Another misconception is that the “high” value is inclusive of the date/time in question, when in fact it represents the terminating boundary of the date range. Take the following example:
<effectiveTime> <low value="20160214"/> <high value="20160215"/> </effectiveTime>
At a glance this looks fine. It looks like the checkin/checkout dates you select when booking a hotel online. You would assume that the patient checked in on Feb 14 and checked out on Feb 15. But HL7 V3 date/times don’t work like that. Feb 15 is the end of the date range, but is not included in the range. It actually means that the patient checked out at the end of the day Feb 14 BEFORE the start of Feb 15. Note, there is an inclusive attribute that one can add to get around this, but I’d have to dig really hard to find a system that produces that attribute, or worse one that would interpret it correctly if it was received.

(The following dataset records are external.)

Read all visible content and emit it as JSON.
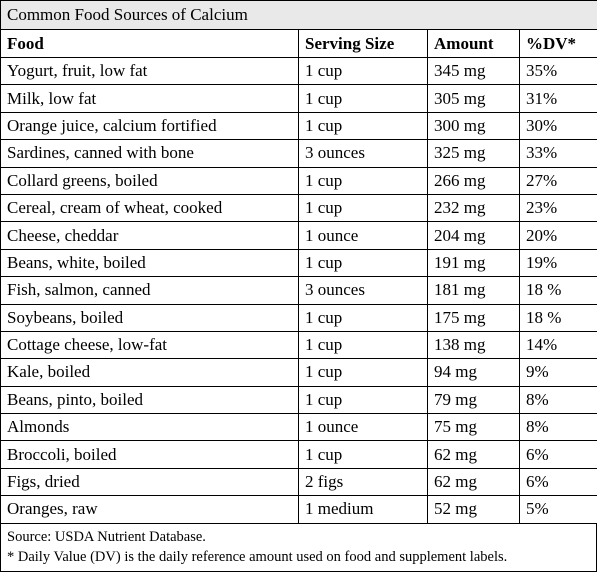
{
  "title": "Common Food Sources of Calcium",
  "table": {
    "header": [
      "Food",
      "Serving Size",
      "Amount",
      "%DV*"
    ],
    "rows": [
      [
        "Yogurt, fruit, low fat",
        "1 cup",
        "345 mg",
        "35%"
      ],
      [
        "Milk, low fat",
        "1 cup",
        "305 mg",
        "31%"
      ],
      [
        "Orange juice, calcium fortified",
        "1 cup",
        "300 mg",
        "30%"
      ],
      [
        "Sardines, canned with bone",
        "3 ounces",
        "325 mg",
        "33%"
      ],
      [
        "Collard greens, boiled",
        "1 cup",
        "266 mg",
        "27%"
      ],
      [
        "Cereal, cream of wheat, cooked",
        "1 cup",
        "232 mg",
        "23%"
      ],
      [
        "Cheese, cheddar",
        "1 ounce",
        "204 mg",
        "20%"
      ],
      [
        "Beans, white, boiled",
        "1 cup",
        "191 mg",
        "19%"
      ],
      [
        "Fish, salmon, canned",
        "3 ounces",
        "181 mg",
        "18 %"
      ],
      [
        "Soybeans, boiled",
        "1 cup",
        "175 mg",
        "18 %"
      ],
      [
        "Cottage cheese, low-fat",
        "1 cup",
        "138 mg",
        "14%"
      ],
      [
        "Kale, boiled",
        "1 cup",
        "94 mg",
        "9%"
      ],
      [
        "Beans, pinto, boiled",
        "1 cup",
        "79 mg",
        "8%"
      ],
      [
        "Almonds",
        "1 ounce",
        "75 mg",
        "8%"
      ],
      [
        "Broccoli, boiled",
        "1 cup",
        "62 mg",
        "6%"
      ],
      [
        "Figs, dried",
        "2 figs",
        "62 mg",
        "6%"
      ],
      [
        "Oranges, raw",
        "1 medium",
        "52 mg",
        "5%"
      ]
    ]
  },
  "footnotes": [
    "Source: USDA Nutrient Database.",
    "* Daily Value (DV) is the daily reference amount used on food and supplement labels."
  ]
}
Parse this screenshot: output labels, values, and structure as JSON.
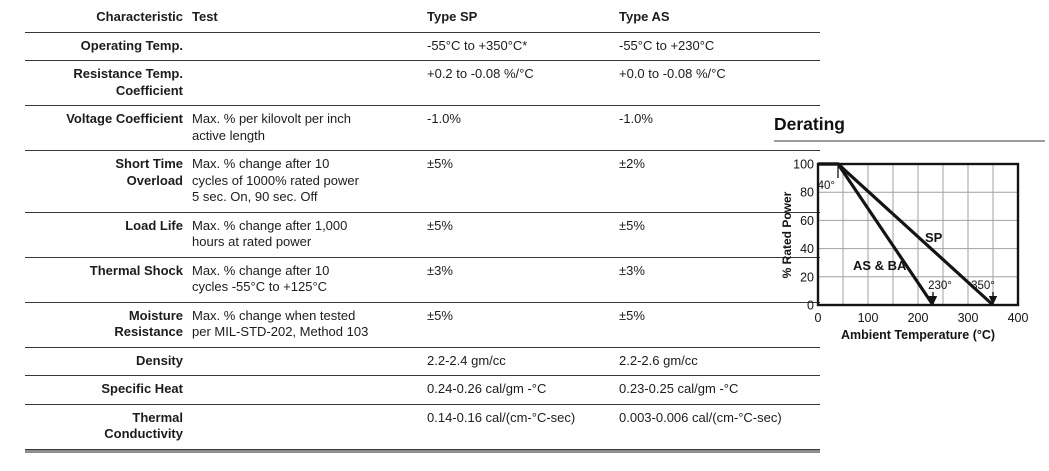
{
  "table": {
    "headers": [
      "Characteristic",
      "Test",
      "Type SP",
      "Type AS"
    ],
    "rows": [
      {
        "characteristic": "Operating Temp.",
        "test": "",
        "sp": "-55°C to +350°C*",
        "as": "-55°C to +230°C"
      },
      {
        "characteristic": "Resistance Temp.\nCoefficient",
        "test": "",
        "sp": "+0.2 to -0.08 %/°C",
        "as": "+0.0 to -0.08 %/°C"
      },
      {
        "characteristic": "Voltage Coefficient",
        "test": "Max. % per kilovolt per inch\nactive length",
        "sp": "-1.0%",
        "as": "-1.0%"
      },
      {
        "characteristic": "Short Time\nOverload",
        "test": "Max. % change after 10\ncycles of 1000% rated power\n5 sec. On, 90 sec. Off",
        "sp": "±5%",
        "as": "±2%"
      },
      {
        "characteristic": "Load Life",
        "test": "Max. % change after 1,000\nhours at rated power",
        "sp": "±5%",
        "as": "±5%"
      },
      {
        "characteristic": "Thermal Shock",
        "test": "Max. % change after 10\ncycles -55°C to +125°C",
        "sp": "±3%",
        "as": "±3%"
      },
      {
        "characteristic": "Moisture\nResistance",
        "test": "Max. % change when tested\nper MIL-STD-202, Method 103",
        "sp": "±5%",
        "as": "±5%"
      },
      {
        "characteristic": "Density",
        "test": "",
        "sp": "2.2-2.4 gm/cc",
        "as": "2.2-2.6 gm/cc"
      },
      {
        "characteristic": "Specific Heat",
        "test": "",
        "sp": "0.24-0.26 cal/gm -°C",
        "as": "0.23-0.25 cal/gm -°C"
      },
      {
        "characteristic": "Thermal\nConductivity",
        "test": "",
        "sp": "0.14-0.16 cal/(cm-°C-sec)",
        "as": "0.003-0.006 cal/(cm-°C-sec)"
      }
    ]
  },
  "derating": {
    "title": "Derating"
  },
  "chart_data": {
    "type": "line",
    "title": "Derating",
    "xlabel": "Ambient Temperature (°C)",
    "ylabel": "% Rated Power",
    "xlim": [
      0,
      400
    ],
    "ylim": [
      0,
      100
    ],
    "xticks": [
      0,
      100,
      200,
      300,
      400
    ],
    "yticks": [
      0,
      20,
      40,
      60,
      80,
      100
    ],
    "grid": true,
    "grid_step_x": 50,
    "grid_step_y": 20,
    "series": [
      {
        "name": "SP",
        "points": [
          [
            0,
            100
          ],
          [
            40,
            100
          ],
          [
            350,
            0
          ]
        ]
      },
      {
        "name": "AS & BA",
        "points": [
          [
            0,
            100
          ],
          [
            40,
            100
          ],
          [
            230,
            0
          ]
        ]
      }
    ],
    "annotations": [
      {
        "text": "40°",
        "x": 40,
        "y": 100
      },
      {
        "text": "230°",
        "x": 230,
        "y": 0
      },
      {
        "text": "350°",
        "x": 350,
        "y": 0
      }
    ],
    "line_color": "#141414",
    "grid_color": "#a0a0a0"
  }
}
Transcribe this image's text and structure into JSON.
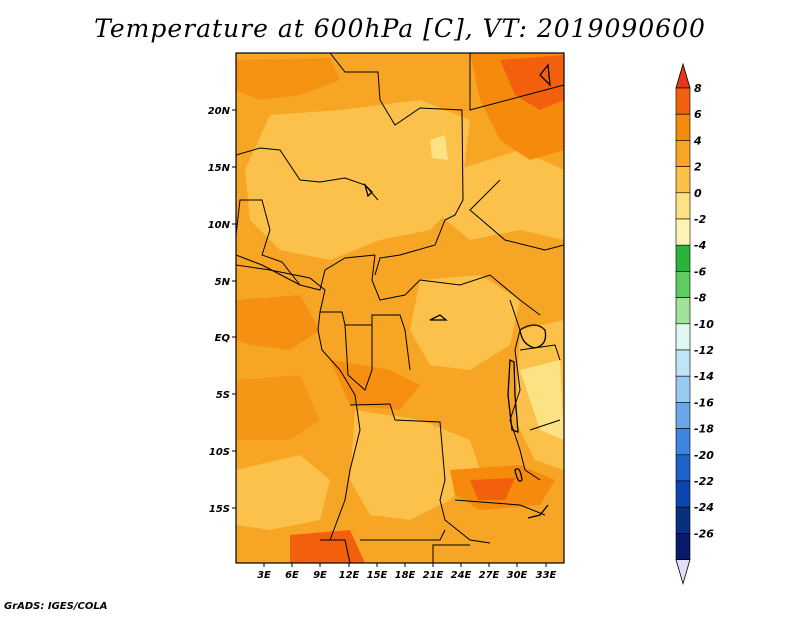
{
  "title": "Temperature at 600hPa [C], VT: 2019090600",
  "credit": "GrADS: IGES/COLA",
  "map": {
    "lat_labels": [
      "20N",
      "15N",
      "10N",
      "5N",
      "EQ",
      "5S",
      "10S",
      "15S"
    ],
    "lon_labels": [
      "3E",
      "6E",
      "9E",
      "12E",
      "15E",
      "18E",
      "21E",
      "24E",
      "27E",
      "30E",
      "33E"
    ]
  },
  "colorbar": {
    "labels": [
      "8",
      "6",
      "4",
      "2",
      "0",
      "-2",
      "-4",
      "-6",
      "-8",
      "-10",
      "-12",
      "-14",
      "-16",
      "-18",
      "-20",
      "-22",
      "-24",
      "-26"
    ],
    "colors": [
      "#e8341c",
      "#f2600e",
      "#f58a0c",
      "#f7a524",
      "#fbc14a",
      "#fde283",
      "#fff4b8",
      "#2ab43c",
      "#5fcc5f",
      "#9fe29a",
      "#e0f6f0",
      "#bfe3f7",
      "#98cbf1",
      "#6ba7e8",
      "#3e85df",
      "#1d62cd",
      "#0d46b2",
      "#08307f",
      "#0a1a6a",
      "#e0e0f8"
    ]
  },
  "chart_data": {
    "type": "heatmap",
    "title": "Temperature at 600hPa [C], VT: 2019090600",
    "colorbar_levels": [
      8,
      6,
      4,
      2,
      0,
      -2,
      -4,
      -6,
      -8,
      -10,
      -12,
      -14,
      -16,
      -18,
      -20,
      -22,
      -24,
      -26
    ],
    "lat_ticks": [
      "20N",
      "15N",
      "10N",
      "5N",
      "EQ",
      "5S",
      "10S",
      "15S"
    ],
    "lon_ticks": [
      "3E",
      "6E",
      "9E",
      "12E",
      "15E",
      "18E",
      "21E",
      "24E",
      "27E",
      "30E",
      "33E"
    ]
  }
}
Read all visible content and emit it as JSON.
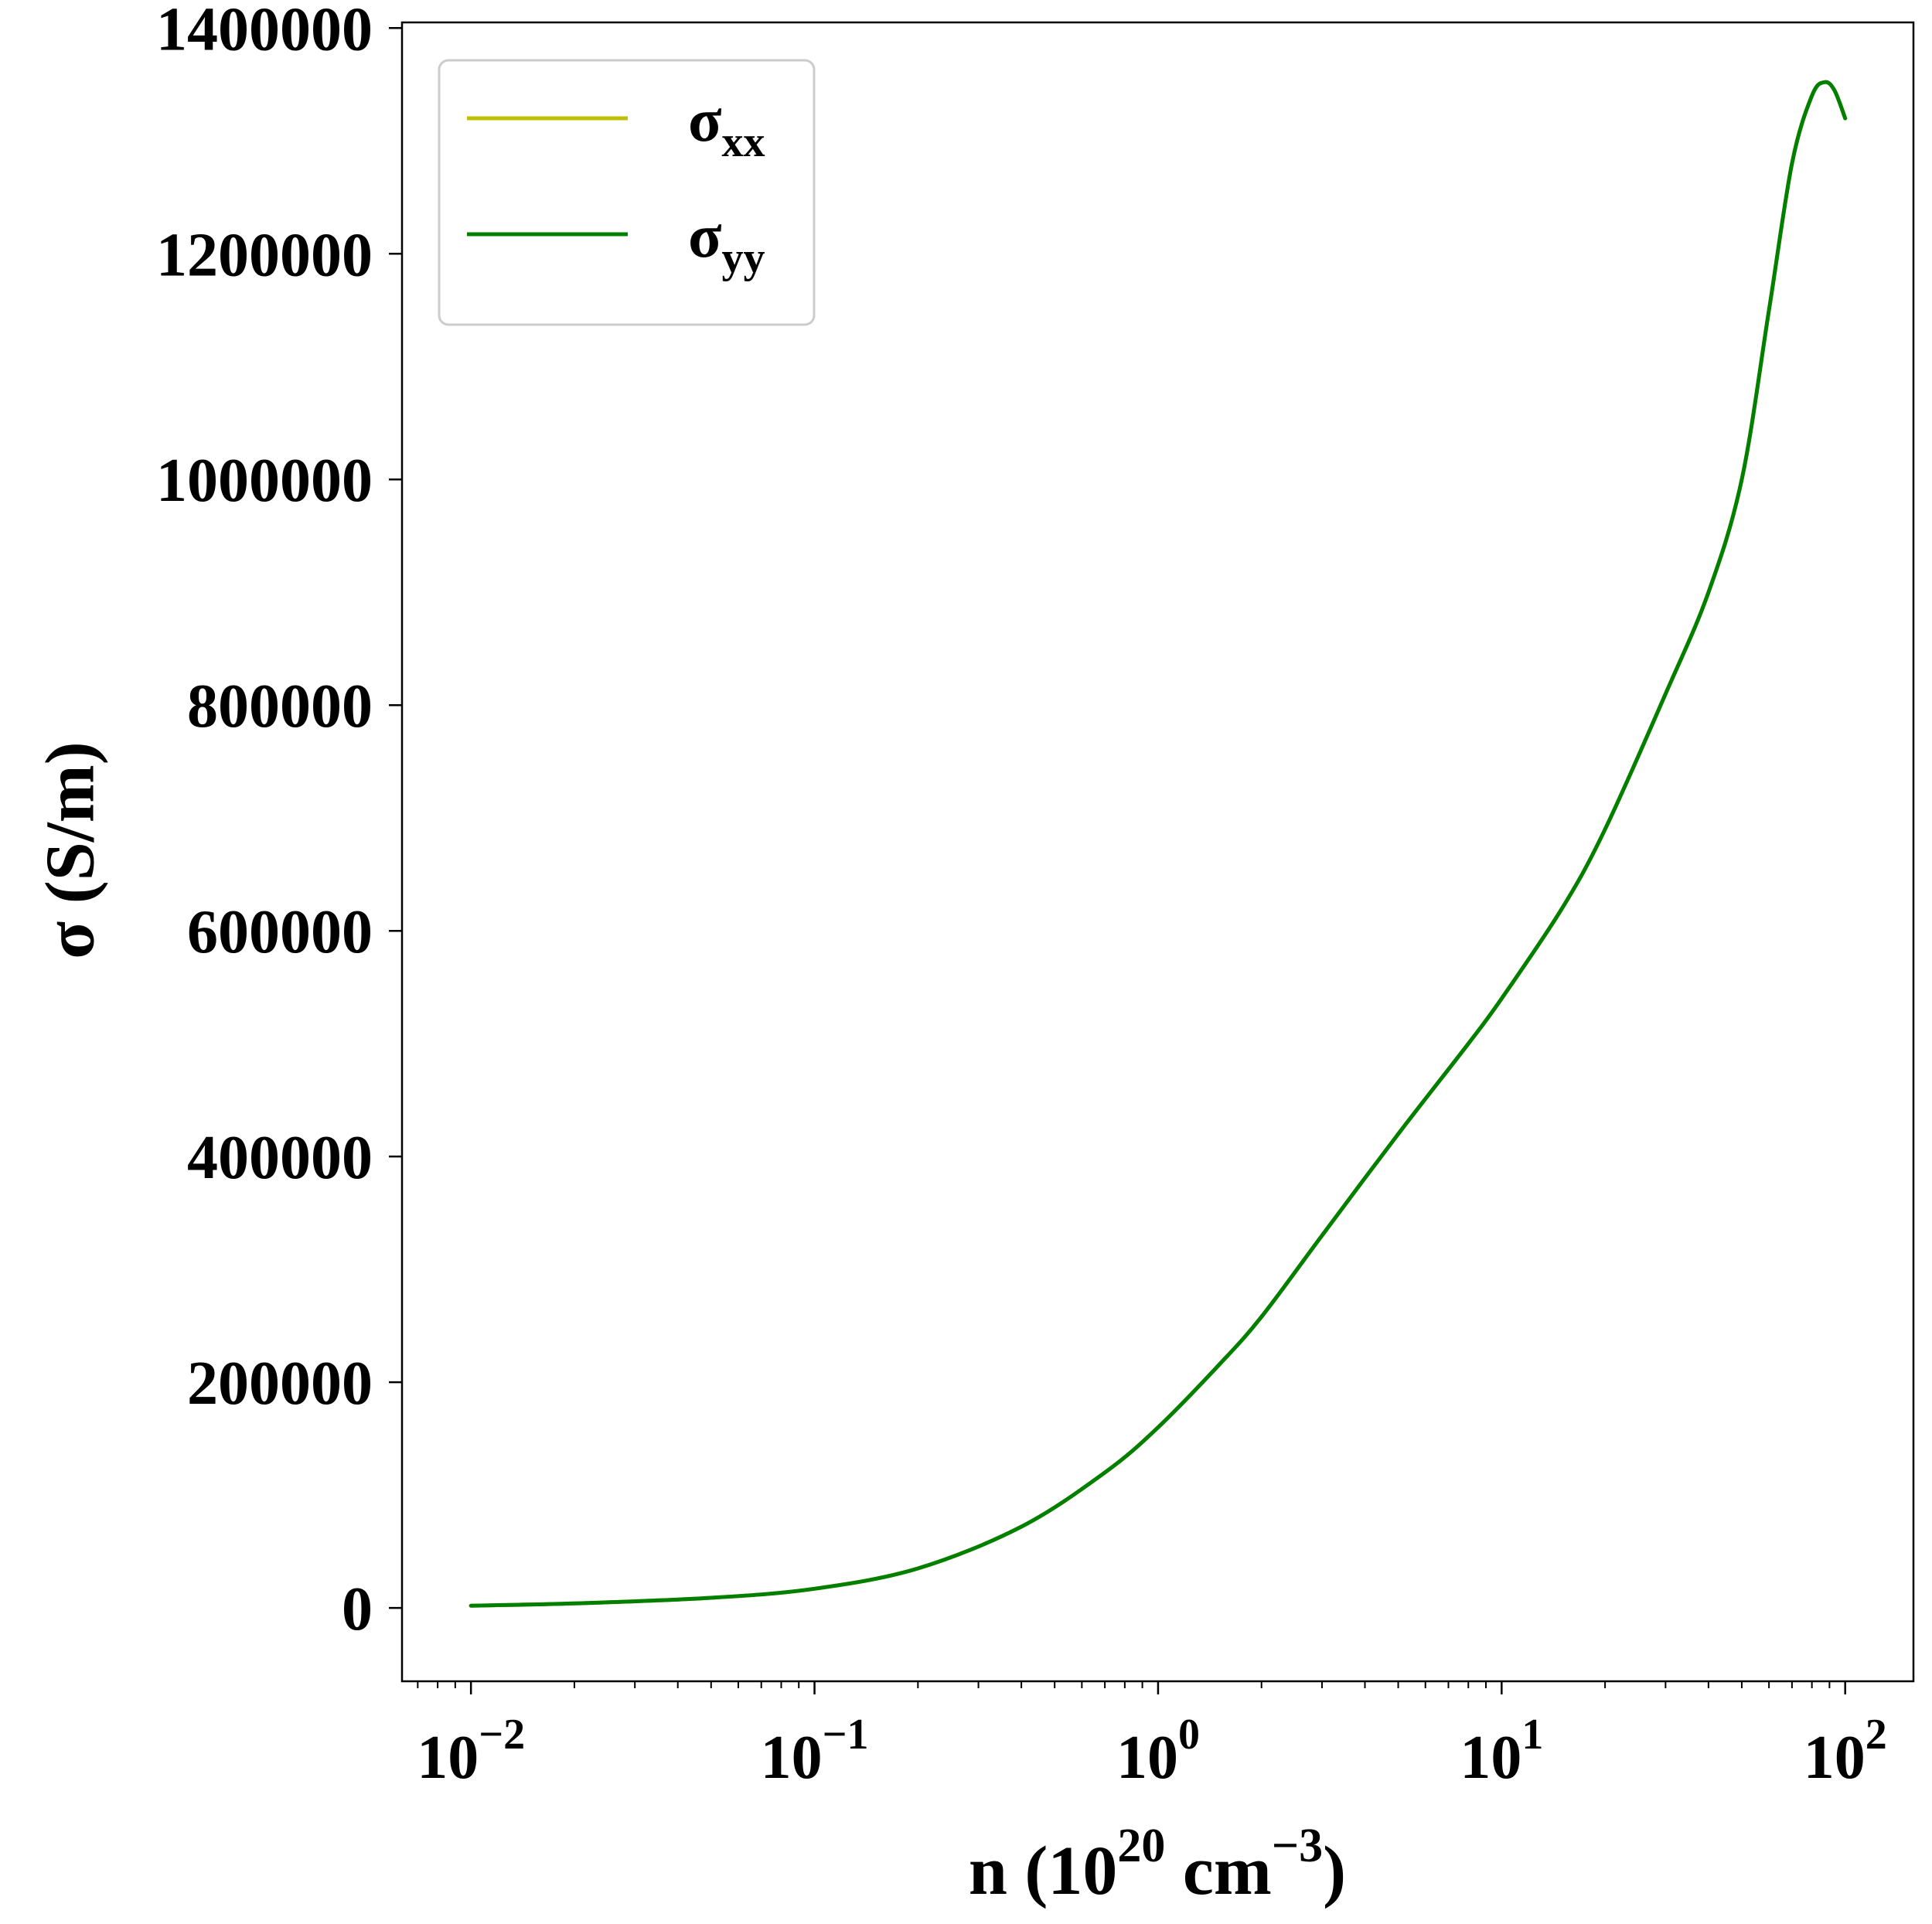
{
  "chart_data": {
    "type": "line",
    "x_scale": "log",
    "xlim": [
      0.0063,
      158
    ],
    "ylim": [
      -65000,
      1405000
    ],
    "grid": false,
    "legend_position": "top-left",
    "x_axis": {
      "label_base": "n (10",
      "label_exp": "20",
      "label_mid": " cm",
      "label_exp2": "−3",
      "label_end": ")",
      "ticks": [
        {
          "value": 0.01,
          "base": "10",
          "exp": "−2"
        },
        {
          "value": 0.1,
          "base": "10",
          "exp": "−1"
        },
        {
          "value": 1,
          "base": "10",
          "exp": "0"
        },
        {
          "value": 10,
          "base": "10",
          "exp": "1"
        },
        {
          "value": 100,
          "base": "10",
          "exp": "2"
        }
      ]
    },
    "y_axis": {
      "label": "σ (S/m)",
      "ticks": [
        {
          "value": 0,
          "label": "0"
        },
        {
          "value": 200000,
          "label": "200000"
        },
        {
          "value": 400000,
          "label": "400000"
        },
        {
          "value": 600000,
          "label": "600000"
        },
        {
          "value": 800000,
          "label": "800000"
        },
        {
          "value": 1000000,
          "label": "1000000"
        },
        {
          "value": 1200000,
          "label": "1200000"
        },
        {
          "value": 1400000,
          "label": "1400000"
        }
      ]
    },
    "series": [
      {
        "name_base": "σ",
        "name_sub": "xx",
        "color": "#bfbf00",
        "x": [
          0.01,
          0.02,
          0.05,
          0.1,
          0.2,
          0.4,
          0.7,
          1,
          1.5,
          2,
          3,
          5,
          8,
          10,
          15,
          20,
          30,
          40,
          50,
          60,
          70,
          80,
          87,
          93,
          100
        ],
        "y": [
          2000,
          4000,
          9000,
          17000,
          35000,
          72000,
          120000,
          160000,
          215000,
          258000,
          330000,
          420000,
          500000,
          540000,
          620000,
          690000,
          810000,
          900000,
          1000000,
          1150000,
          1280000,
          1340000,
          1352000,
          1345000,
          1320000
        ]
      },
      {
        "name_base": "σ",
        "name_sub": "yy",
        "color": "#007f00",
        "x": [
          0.01,
          0.02,
          0.05,
          0.1,
          0.2,
          0.4,
          0.7,
          1,
          1.5,
          2,
          3,
          5,
          8,
          10,
          15,
          20,
          30,
          40,
          50,
          60,
          70,
          80,
          87,
          93,
          100
        ],
        "y": [
          2000,
          4000,
          9000,
          17000,
          35000,
          72000,
          120000,
          160000,
          215000,
          258000,
          330000,
          420000,
          500000,
          540000,
          620000,
          690000,
          810000,
          900000,
          1000000,
          1150000,
          1280000,
          1340000,
          1352000,
          1345000,
          1320000
        ]
      }
    ]
  }
}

And even if implementers get date ranges right, there are a whole host of other pitfalls waiting, such as:
- Mismatched organizer dates and component observation dates (i.e. a lab panel says it was completed on July 15, 2016, but the tests that make up the panel were completed on July 20, 2016).
- False precision (padding dates with zeros, effectively implying that an event occurred at exactly at midnight)
- Missing precision (birth date with only a year, i.e. partially mapped dates)
…and so on.
In short, HL7 V3 timing datatypes are hard to get right, and implementers need to understand that. Senders need to study the datatypes specs and the XML examples available from the CDA Example Task force in detail, and recipients need to understand that most of the dates they get should be treated with caution.